Contrast that with the rest Jesus gives. Jesus’ rest consists of the forgiveness of sins. He paid for everything you would have to work off before God. Everything you’d have to make up to God, all the sins you’ve committed and mistakes you’ve made, — they’ve all been paid for by Jesus. Jesus’ rest is complete. It is total. It is finished. He said so from the cross, and every word is true. Jesus lived and died and shed His blood to silence that little voice inside you forever. He lives to remind you that you don’t need that little voice anymore, and to show you one day that He has saved you in spite of your sins and your unworthiness. There’s nothing more we need to do to make God happy! Jesus has done it all. Jesus did everything God wanted Him to, perfectly. There’s nothing left to do. It is true and it is yours, every day from now until you go home to heaven – and it will be true in heaven too.
Now Jesus gives you that rest for your soul. Jesus’ rest comes to you through His Word, whenever you hear it or think about it. That’s God’s way of working in your heart and causing that rest to spread and grow in your soul – through His Word. Jesus’ rest comes to you every time you come to His table and He gives you His body and blood. That’s your personal assurance that Jesus’ rest is real and it’s for you.

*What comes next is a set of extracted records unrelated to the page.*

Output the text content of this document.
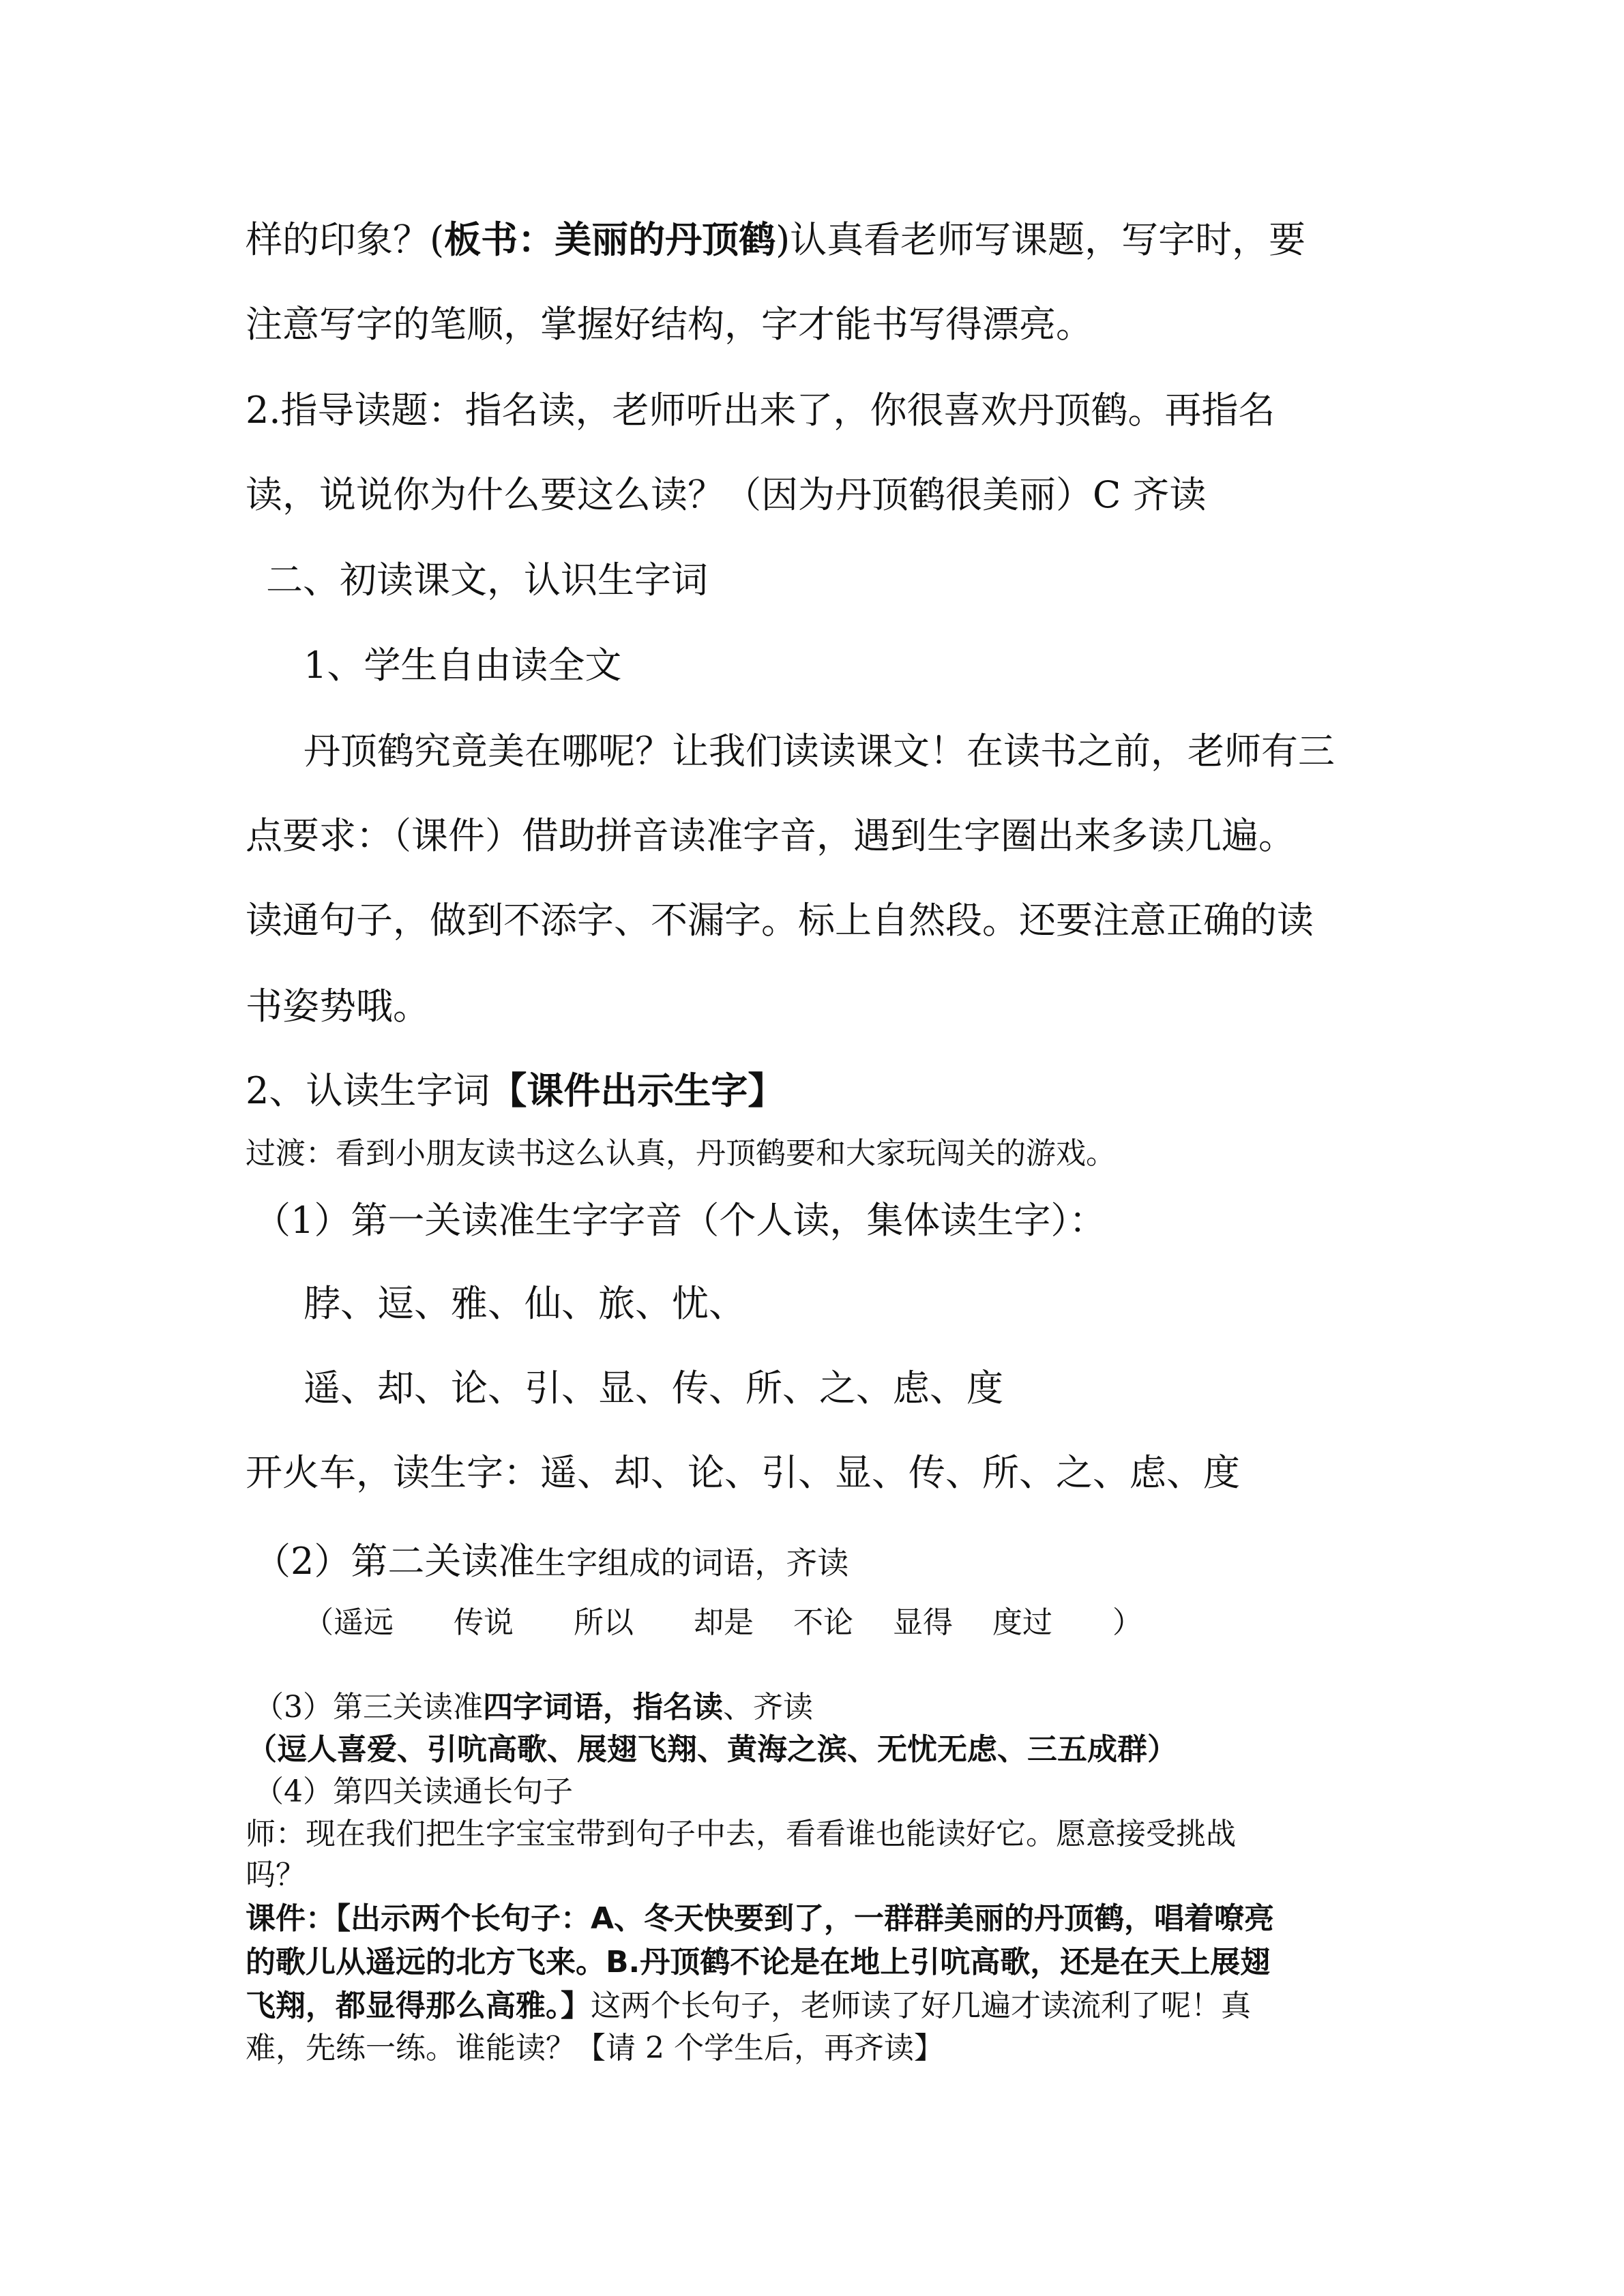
样的印象？(板书：美丽的丹顶鹤)认真看老师写课题，写字时，要
注意写字的笔顺，掌握好结构，字才能书写得漂亮。
2.指导读题：指名读，老师听出来了，你很喜欢丹顶鹤。再指名
读，说说你为什么要这么读？（因为丹顶鹤很美丽）C 齐读
二、初读课文，认识生字词
1、学生自由读全文
丹顶鹤究竟美在哪呢？让我们读读课文！在读书之前，老师有三
点要求：（课件）借助拼音读准字音，遇到生字圈出来多读几遍。
读通句子，做到不添字、不漏字。标上自然段。还要注意正确的读
书姿势哦。
2、认读生字词【课件出示生字】
过渡：看到小朋友读书这么认真，丹顶鹤要和大家玩闯关的游戏。
（1）第一关读准生字字音（个人读，集体读生字）：
脖、逗、雅、仙、旅、忧、
遥、却、论、引、显、传、所、之、虑、度
开火车，读生字：遥、却、论、引、显、传、所、之、虑、度
（2）第二关读准生字组成的词语，齐读
（遥远　　传说　　所以　　却是　 不论　 显得　 度过　　）
（3）第三关读准四字词语，指名读、齐读
（逗人喜爱、引吭高歌、展翅飞翔、黄海之滨、无忧无虑、三五成群）
（4）第四关读通长句子
师：现在我们把生字宝宝带到句子中去，看看谁也能读好它。愿意接受挑战
吗？
课件：【出示两个长句子：A、冬天快要到了，一群群美丽的丹顶鹤，唱着嘹亮
的歌儿从遥远的北方飞来。B.丹顶鹤不论是在地上引吭高歌，还是在天上展翅
飞翔，都显得那么高雅。】这两个长句子，老师读了好几遍才读流利了呢！真
难，先练一练。谁能读？【请 2 个学生后，再齐读】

Jesus reigns as King over all to make sure you never lose the rest He’s given you. He still guides and controls all things for your good. All nations serve Him, whether they know it or not. He has purchased them for God with His blood, and all things are from Him and to Him and through Him, Paul tells us. Jesus rules over everything that happens in the world. Nothing happens without His permission or His approval. Nothing happens that He doesn’t use for your good. Do you understand what that means? Nothing happens that’s not for your good. Nothing. Even when tragedy hits your family or you suffer unjustly and you don’t understand why, Jesus is still in control. He is still your loving King who lives forever. He still is your Rest. He still is Shiloh, and He will be, forever – for you and for me. Thanks be to Christ, our wonderful Rest and our Advent King. Amen.